A blind man was separated from his guide dog during a flight from Belfast to London.
Tony Barclay left his trusted companion at home when he made the trip earlier this week.
The 62-year-old was fearful that the dog could be seized or not allowed to return home on the easyJet flight.
The budget airline’s special assistance team had told Tony he needed to show evidence of a pet passport for Wallace including a rabies jab, despite the fact proposed restrictions requiring such documents have been delayed until October by Stormont.
It meant Tony needed to find care for his guide dog and pay for two more flights so his wife could accompany him on a trip to the Royal National Institute for the Blind headquarters in London where he is a volunteer.
EasyJet have said they are “incredibly sorry” for the mistake and are taking action to ensure the error is not repeated.
Tony from Carrickfergus, Co Antrim, said: “I’m literally lost without Wallace. He’s a German Shepherd/Retriever cross and the best companion and guide. We’ve been together constantly for four years.
“My wife describes me as blind without Wallace, because with him by my side I can do almost everything.
“He keeps me safe, he’s a comfort and a friend and he knows how I want to live my life day-to-day. He ensures I can do that.
“Having sight loss is generally described as a disability but I describe myself as being differently abled because I can manage with Wallace.
“But easyJet’s decision to basically bar Wallace from their domestic flight from Belfast to London, has disabled me all over again.”

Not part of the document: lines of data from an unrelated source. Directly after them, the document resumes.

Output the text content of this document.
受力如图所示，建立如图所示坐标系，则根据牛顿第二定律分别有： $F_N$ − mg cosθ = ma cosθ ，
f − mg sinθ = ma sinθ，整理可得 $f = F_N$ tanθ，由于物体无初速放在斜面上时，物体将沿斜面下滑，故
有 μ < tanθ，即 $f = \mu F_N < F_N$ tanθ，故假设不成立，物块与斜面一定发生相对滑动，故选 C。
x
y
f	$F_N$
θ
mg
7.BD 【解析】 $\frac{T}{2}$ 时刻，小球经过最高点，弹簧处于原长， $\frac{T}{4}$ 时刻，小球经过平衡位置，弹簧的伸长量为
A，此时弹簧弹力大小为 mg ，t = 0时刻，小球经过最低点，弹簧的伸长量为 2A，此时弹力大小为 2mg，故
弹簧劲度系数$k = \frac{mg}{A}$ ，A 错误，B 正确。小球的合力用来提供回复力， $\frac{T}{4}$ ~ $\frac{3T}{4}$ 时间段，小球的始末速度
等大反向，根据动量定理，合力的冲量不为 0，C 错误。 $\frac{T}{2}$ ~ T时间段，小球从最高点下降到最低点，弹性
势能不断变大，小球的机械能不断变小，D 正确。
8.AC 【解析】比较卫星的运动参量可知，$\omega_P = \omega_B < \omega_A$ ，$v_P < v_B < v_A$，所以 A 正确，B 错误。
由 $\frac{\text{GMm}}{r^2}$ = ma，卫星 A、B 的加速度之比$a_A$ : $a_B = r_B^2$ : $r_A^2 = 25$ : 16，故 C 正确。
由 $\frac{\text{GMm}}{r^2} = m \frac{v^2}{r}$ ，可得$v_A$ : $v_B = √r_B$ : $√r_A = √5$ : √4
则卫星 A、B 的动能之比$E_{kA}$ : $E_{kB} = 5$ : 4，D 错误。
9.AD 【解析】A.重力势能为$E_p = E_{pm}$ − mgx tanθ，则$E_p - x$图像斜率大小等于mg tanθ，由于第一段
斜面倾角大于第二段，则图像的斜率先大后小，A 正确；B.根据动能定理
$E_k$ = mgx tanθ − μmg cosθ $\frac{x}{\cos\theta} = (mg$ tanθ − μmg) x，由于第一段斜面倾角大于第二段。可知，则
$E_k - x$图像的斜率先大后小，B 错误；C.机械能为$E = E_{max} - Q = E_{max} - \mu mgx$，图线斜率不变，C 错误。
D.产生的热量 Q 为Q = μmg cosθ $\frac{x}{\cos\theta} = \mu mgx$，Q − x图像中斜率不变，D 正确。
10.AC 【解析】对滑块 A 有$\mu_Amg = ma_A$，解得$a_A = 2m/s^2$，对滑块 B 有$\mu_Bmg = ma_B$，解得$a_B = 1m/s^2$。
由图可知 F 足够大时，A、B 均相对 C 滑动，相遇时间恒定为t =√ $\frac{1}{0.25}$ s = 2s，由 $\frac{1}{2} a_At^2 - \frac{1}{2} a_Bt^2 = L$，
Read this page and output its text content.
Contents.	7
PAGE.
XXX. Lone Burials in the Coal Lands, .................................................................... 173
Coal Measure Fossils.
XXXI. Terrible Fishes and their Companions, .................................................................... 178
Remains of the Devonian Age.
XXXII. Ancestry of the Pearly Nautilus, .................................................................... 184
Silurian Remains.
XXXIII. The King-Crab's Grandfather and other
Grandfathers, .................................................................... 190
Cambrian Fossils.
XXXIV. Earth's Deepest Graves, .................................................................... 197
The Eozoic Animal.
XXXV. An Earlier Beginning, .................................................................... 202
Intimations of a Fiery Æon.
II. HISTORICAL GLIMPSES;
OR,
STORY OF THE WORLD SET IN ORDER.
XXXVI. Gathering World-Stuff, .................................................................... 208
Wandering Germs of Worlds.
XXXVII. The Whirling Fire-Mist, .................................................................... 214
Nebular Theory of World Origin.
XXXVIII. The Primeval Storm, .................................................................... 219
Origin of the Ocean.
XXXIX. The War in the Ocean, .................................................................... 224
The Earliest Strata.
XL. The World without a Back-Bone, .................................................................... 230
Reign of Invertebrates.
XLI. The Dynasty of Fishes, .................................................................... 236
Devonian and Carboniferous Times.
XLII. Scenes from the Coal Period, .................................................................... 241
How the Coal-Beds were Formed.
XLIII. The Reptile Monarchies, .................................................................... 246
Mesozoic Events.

The airline wrote to Tony to say he needed proof of Wallace’s pet passport in order for him to board the aircraft.
“I know this is not the case in law and they had no right to do that,” he continued.
“They said, ‘the dog also needs to meet the requirements of the UK Pet Passport Scheme as we cannot accept liability for any animals which are not correctly documented’.
“In other words, my guide dog needs to have the unnecessary rabies vaccination; the unnecessary worming treatment and a pet passport, provided by a vet.
“This is entirely the opposite of what the Assembly are saying.
“On June 1, (DUP leader) Edwin Poots announced that proposed restrictions on pet passports were on hold until at the very earliest October 1. But easyJet are still imposing the rules.
“It means if I travel with Wallace, there’s no guarantee that I’ll be able to get him back to Northern Ireland, indeed it is quite likely the airline will refuse him travel, and by default, me too.
“So we would be stuck in England.”
Tony was a police constable in the Cheshire Police before his eyesight started to degenerate, leaving him blind by the age of 36.
Tony explained: “I can use a white cane but I’m not used to it because I have my guide dog. I have been knocked down before and I’ve had a few near misses.
“So trying to get through life without Wallace has been terrible. My confidence is in my boots and I feel very emotional that I’ve had to leave him behind rather than take him with me.
“I feel upset, deeply emotional about the whole situation but mostly I just feel angry that we’ve been left in this fiasco.
“How do I explain to my dog that I’ll be back. He’s not used to being looked after by anyone else, he’s used to working, my constant companion.”
A spokeswoman for easyJet said: “We welcome passengers travelling with recognised assistance dogs and carry hundreds every year. We are incredibly sorry that Mr Barclay was provided with incorrect information about the requirements for his assistance dog to travel with us.
“This was unfortunately the result of a manual error which we are following up to ensure this does not happen in the future.
“We are in touch with Mr Barclay to apologise for his experience, clarify our policy and reimburse him in full for his flights, as well as providing flight vouchers as a gesture of goodwill.”